Re-Think, Re-Frame, Re-Energize
Challenge your opinions for a new outlook.
PBS recently aired the documentary Raise Hell: The Life and Times of Molly Ivins. I was familiar with Ivins but had never read her work, even though my sister had urged me to do so many. For those who aren’t familiar with her, Ivins was a newspaper and political columnist and humorist. She was what I call “spicy”: Controversial and opinionated. She died in 2007, leaving me to wonder how she’d fare in today’s volatile times.
As I watched the program, I realized that many of her views, though often extreme at the time, weren’t as offensive to me as I had previously thought. It made me realize a lot of the information I was making decisions with in the 1980s and 1990s turned out to be wrong.
This made me think about today’s society, fraught with disagreements about facts, opinions, and beliefs.
To get us all on the same page, here are some definitions:
Facts are pieces of knowledge that can be proven and verified.
Beliefs are convictions based on cultural or personal faith, morality, or values.
Opinions are your judgments based on the facts you know and the beliefs you hold.
With these definitions in mind, I first had to re-frame what I had called my ‘beliefs.’ Yes, some of the information I’d received in my lifetime through studies, media, and discussions led to beliefs as I defined here. But most of it, I now realize, led to faulty opinions.
I was drawn to the idea of re-thinking my opinions, especially as I get new information. Time has a way of correcting and cleaning up our mistakes. Hindsight is 20/20, after all. But what do we do with the new information uncovered through that insight?
Years ago, I heard this advice: “Don’t hold people captive to their past.”
This reminds us we can change, and that there is benefit to it. I know “they” say everyone fears change. But stay with me for a minute. Think about it: Do you want to be thought of in exactly the same way you were 10, 20, or even 30 years ago? Do you want to be the perfect expression of what classmates wrote in your yearbook decades ago?
Haven’t you learned a thing or two during your journey on earth? I’m guessing that you have read, studied, discussed, watched, and taken in information on a huge variety of subjects during your lifetime. How has all that information changed your beliefs and opinions?
I personally don’t want to be held captive to my past. I have grown, evolved, and learned. I have begun to intentionally sit with new information when it arrives.

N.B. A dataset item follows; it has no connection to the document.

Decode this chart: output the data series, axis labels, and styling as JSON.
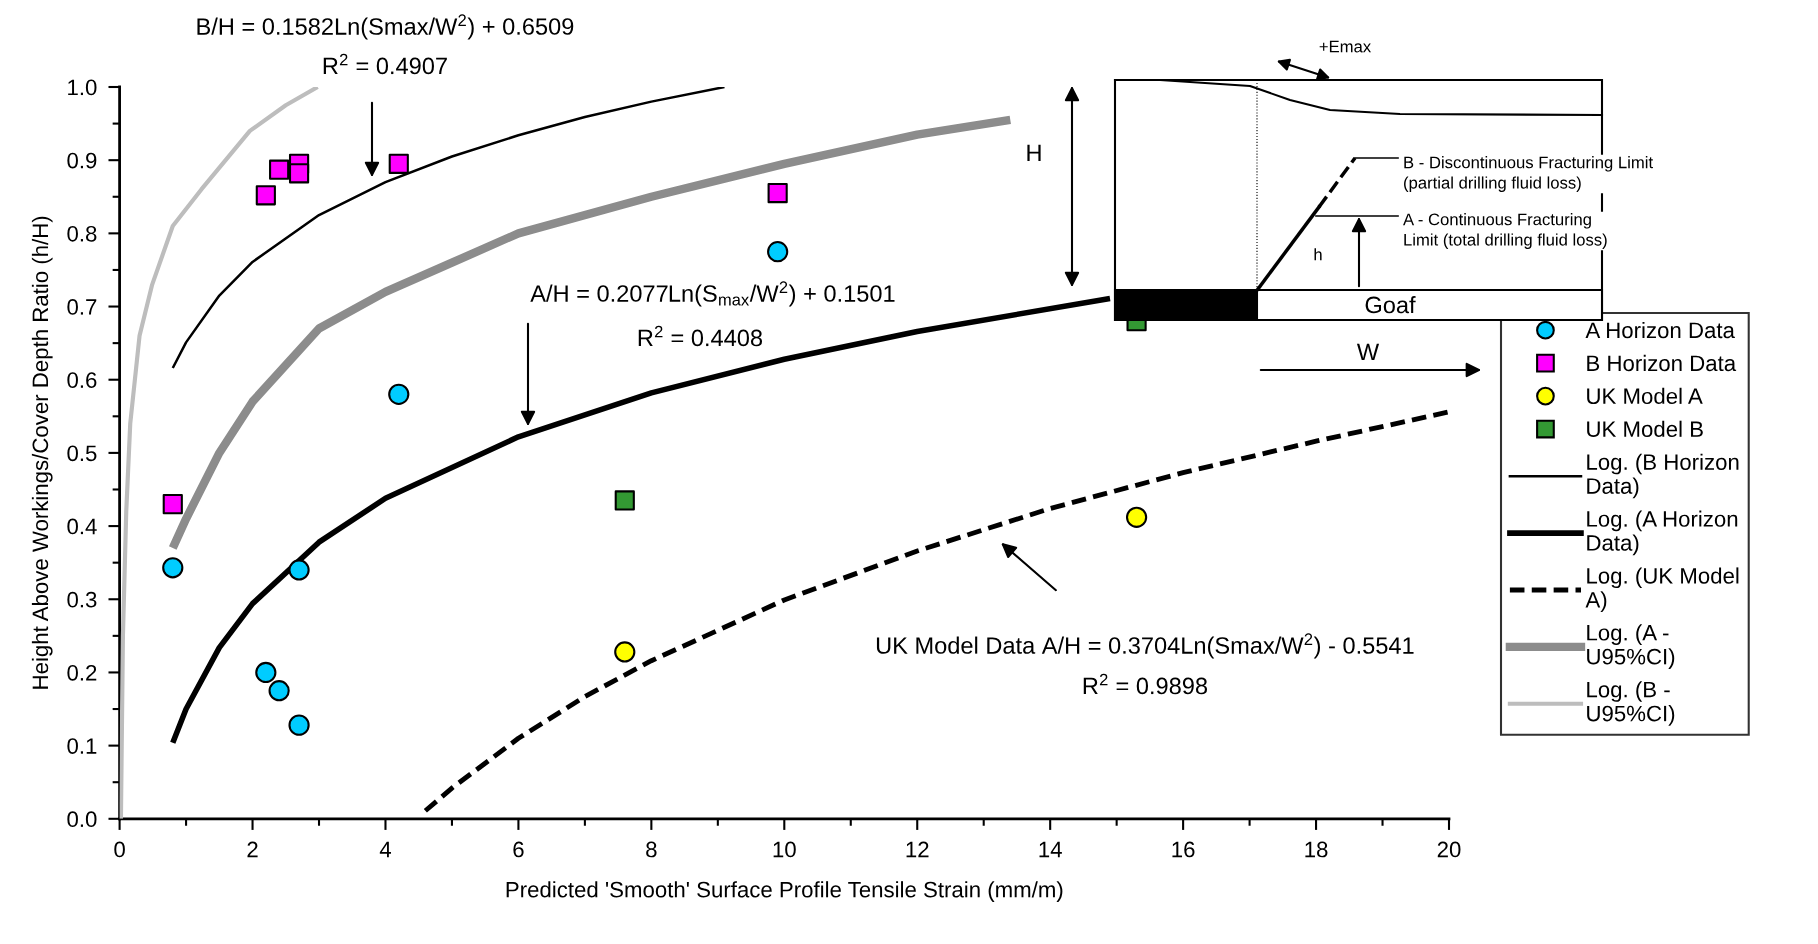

If a news report challenges an opinion I hold, I take a moment to reflect on it. Why do I feel uncomfortable? What opinion has it challenged? Does this new information make obsolete my previous thought, or does it spawn a completely new and different idea?
This new process of re-thinking my opinions is exciting and energizing! It allows me to revisit subjects with a fresh set of eyes. I’m evolving and find the journey, even at this “later age,” to be quite an adventure.